我家菜园记
文:我是素颜
在我家大院旁,有一处长满野草的空地。春天的时候,杂草是绿色的,尽管长得高矮长短自不同,但是有绿色,一绿遮百丑,倒也还能看。
深秋过后,万物凋零,绿色杂草褪去春装,换上了冬天的枯黄新衣,说是新衣,都是一统的枯败黄色,没有一点水色,要多衰败就有多衰败,要多难看,就有多难看。如果说春天处处风景如画绿色如茵是一个人的青春年少的话,秋冬枯黄萧瑟就是一个人的老年迟暮。
初春时分,把杂草全部清理干净,等到天气渐渐转温,把小片的地又分成数个小方块,垒了边沿,把鸡粪翻进土里,撒上了蔬菜种子。有些蔬菜是要买育好的苗的,修整好土地等待谷雨时节。

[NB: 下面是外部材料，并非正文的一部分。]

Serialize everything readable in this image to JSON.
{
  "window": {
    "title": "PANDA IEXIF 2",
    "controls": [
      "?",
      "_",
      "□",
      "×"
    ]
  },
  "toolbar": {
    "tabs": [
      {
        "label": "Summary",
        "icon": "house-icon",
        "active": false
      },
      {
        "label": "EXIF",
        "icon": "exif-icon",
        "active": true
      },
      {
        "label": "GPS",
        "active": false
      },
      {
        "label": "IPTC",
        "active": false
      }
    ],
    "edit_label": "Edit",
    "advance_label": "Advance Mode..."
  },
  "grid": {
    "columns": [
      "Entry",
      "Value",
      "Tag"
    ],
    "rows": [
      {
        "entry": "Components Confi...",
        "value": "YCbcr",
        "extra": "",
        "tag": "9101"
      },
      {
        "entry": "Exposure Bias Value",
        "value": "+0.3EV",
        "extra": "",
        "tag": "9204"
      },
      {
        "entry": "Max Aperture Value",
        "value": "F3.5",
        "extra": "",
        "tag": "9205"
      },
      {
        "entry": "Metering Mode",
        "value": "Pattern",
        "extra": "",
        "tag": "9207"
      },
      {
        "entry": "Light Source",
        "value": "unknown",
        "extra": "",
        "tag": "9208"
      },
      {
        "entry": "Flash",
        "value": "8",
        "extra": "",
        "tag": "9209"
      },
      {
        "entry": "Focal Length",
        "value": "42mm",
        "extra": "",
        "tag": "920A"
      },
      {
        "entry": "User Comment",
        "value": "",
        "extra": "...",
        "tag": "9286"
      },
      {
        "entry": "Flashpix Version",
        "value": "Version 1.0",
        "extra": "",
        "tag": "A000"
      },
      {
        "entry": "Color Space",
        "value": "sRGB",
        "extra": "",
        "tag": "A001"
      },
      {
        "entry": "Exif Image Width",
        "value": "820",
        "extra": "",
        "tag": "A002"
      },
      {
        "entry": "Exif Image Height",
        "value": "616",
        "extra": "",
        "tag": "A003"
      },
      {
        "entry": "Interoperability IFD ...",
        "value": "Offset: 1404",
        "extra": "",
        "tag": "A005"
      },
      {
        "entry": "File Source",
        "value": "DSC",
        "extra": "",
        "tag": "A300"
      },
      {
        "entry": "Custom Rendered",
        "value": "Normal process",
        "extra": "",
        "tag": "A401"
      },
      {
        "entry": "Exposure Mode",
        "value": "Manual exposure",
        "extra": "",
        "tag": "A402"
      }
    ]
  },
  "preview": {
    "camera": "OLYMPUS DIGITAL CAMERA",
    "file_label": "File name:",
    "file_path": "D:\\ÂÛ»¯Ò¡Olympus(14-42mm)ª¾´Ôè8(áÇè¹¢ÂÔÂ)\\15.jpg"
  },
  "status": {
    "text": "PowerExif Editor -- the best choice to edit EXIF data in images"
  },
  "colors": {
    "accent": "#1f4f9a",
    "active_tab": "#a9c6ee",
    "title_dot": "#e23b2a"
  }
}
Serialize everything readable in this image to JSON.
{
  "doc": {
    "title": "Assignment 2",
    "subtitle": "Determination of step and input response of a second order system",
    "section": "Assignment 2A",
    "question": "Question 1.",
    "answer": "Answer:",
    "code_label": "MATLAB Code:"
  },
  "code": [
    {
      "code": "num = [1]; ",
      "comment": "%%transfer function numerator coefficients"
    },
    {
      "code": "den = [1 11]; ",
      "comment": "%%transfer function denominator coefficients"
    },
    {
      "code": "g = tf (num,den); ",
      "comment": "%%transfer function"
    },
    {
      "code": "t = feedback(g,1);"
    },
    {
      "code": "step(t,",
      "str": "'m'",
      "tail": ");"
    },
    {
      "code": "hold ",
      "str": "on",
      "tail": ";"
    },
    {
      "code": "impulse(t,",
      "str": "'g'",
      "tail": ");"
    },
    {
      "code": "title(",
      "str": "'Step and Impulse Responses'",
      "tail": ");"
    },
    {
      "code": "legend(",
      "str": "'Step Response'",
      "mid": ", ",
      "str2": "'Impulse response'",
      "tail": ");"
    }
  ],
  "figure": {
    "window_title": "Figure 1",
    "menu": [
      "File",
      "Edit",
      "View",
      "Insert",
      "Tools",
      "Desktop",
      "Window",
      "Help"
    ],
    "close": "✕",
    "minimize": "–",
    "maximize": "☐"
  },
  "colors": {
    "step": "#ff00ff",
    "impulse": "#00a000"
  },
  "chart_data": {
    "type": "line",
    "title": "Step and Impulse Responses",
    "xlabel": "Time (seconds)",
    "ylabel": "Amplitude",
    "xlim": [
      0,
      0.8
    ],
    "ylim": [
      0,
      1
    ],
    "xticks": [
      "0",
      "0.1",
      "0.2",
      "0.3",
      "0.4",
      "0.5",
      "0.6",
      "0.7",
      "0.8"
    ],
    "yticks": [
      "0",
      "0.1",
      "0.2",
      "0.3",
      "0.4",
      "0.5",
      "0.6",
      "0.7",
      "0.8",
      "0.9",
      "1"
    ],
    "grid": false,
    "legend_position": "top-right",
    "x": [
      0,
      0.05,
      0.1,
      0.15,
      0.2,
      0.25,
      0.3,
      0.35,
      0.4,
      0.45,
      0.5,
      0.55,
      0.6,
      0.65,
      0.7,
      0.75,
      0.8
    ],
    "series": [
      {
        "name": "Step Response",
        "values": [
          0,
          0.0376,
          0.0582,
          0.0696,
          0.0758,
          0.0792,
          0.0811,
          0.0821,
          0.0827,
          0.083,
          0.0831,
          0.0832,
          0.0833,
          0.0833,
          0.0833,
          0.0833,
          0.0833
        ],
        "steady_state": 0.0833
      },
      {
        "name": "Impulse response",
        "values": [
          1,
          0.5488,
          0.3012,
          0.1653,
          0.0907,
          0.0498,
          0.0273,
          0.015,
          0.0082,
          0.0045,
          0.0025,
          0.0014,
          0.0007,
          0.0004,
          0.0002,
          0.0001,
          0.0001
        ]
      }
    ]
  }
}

专门修了一条通往菜园的过道,一进门,地上铺一层厚厚的细沙,中间部分间隔着铺了两条方砖路。两排向日葵罗列。到了盛夏时分。盛茂的一人半高的两列向日葵,顶着金灿灿的笑脸迎接栽种的主人,主人欣喜,植株也是喜笑颜开,列了齐整的队伍,夹道欢迎主人的视察。向日葵大盘子的黄艳,一大朵一大朵的绽放着,每一片细柳一样的黄色叶瓣拥拥挤挤地聚在一处,好似在商量到哪里去玩。高大的植株上,面对面的蒲扇一样圆融的大树叶,相互要表示亲热,努力地要打招呼,试图手挽手儿荡秋千。主人也不得不在通过的时候,弯下来腰,不然短袖短裤裸露出来的皮肤,免不了被树叶划上几道细细的口子。
蔬菜在不知不觉中已经开花,又极不显山露水地挂果。北方人的菜地,最喜种的是黄瓜、西红柿、豆角、茄子、大葱之类的家常菜。这些菜蔬也好养活,春种夏收,一株不起眼的幼苗,好像只眨巴了一下眼睛,就开了花挂了果。隔上一两日进去瞧瞧,一天一个模样变化着,如同看到自家的小孩,一天比一天出落的有模有样,发自心底的那种欣喜之情无以言表。看到一根手指粗的黄瓜欣喜不已,看到铅笔一样细长的豆角欣喜不已,看到乒乓球大小的紫色茄子欣喜不已。再过三两日去瞧,黄瓜居然有小儿的胳臂粗细了,摘一根下来,直接进嘴,咔嚓咔嚓几下落肚。才又发现西红柿植株最下面居然有一个小小的鸡蛋大小的红西红柿,急急乎乎摘下来,咬一口,有浅浅地酸,口味不比买来的好,但这是自己家养的,怎么吃怎么开心。
有几日没有进菜园子,吃饭出入饭店和亲友家。再次走进菜园里,惊讶之情不亚于拿破仑发现了新大陆。黄瓜架子上一根又一根小孩子胳臂粗细的黄瓜足足摘了二三十根,有些弯曲成蛇,有些长短粗细如同擀面杖,有些上面细下面粗,和个葫芦似的,整整一个菜篮都装不下。不仅黄瓜,豆角也悄没声息就长成了,躲在叶片底下与人藏猫猫,有些外皮已经泛了白,呈现老态。掀开架子,纤细如细线的有,苗条如筷子的有,粗壮如草绳的有,一抓一大把。
把一大堆的收获摆放在地上。据说一斤豆角七元钱,一斤黄瓜三元钱,这也值个百八十元吧。做个菜农也蛮有收益。
真正收获的乐趣,只有耕耘过的人才懂。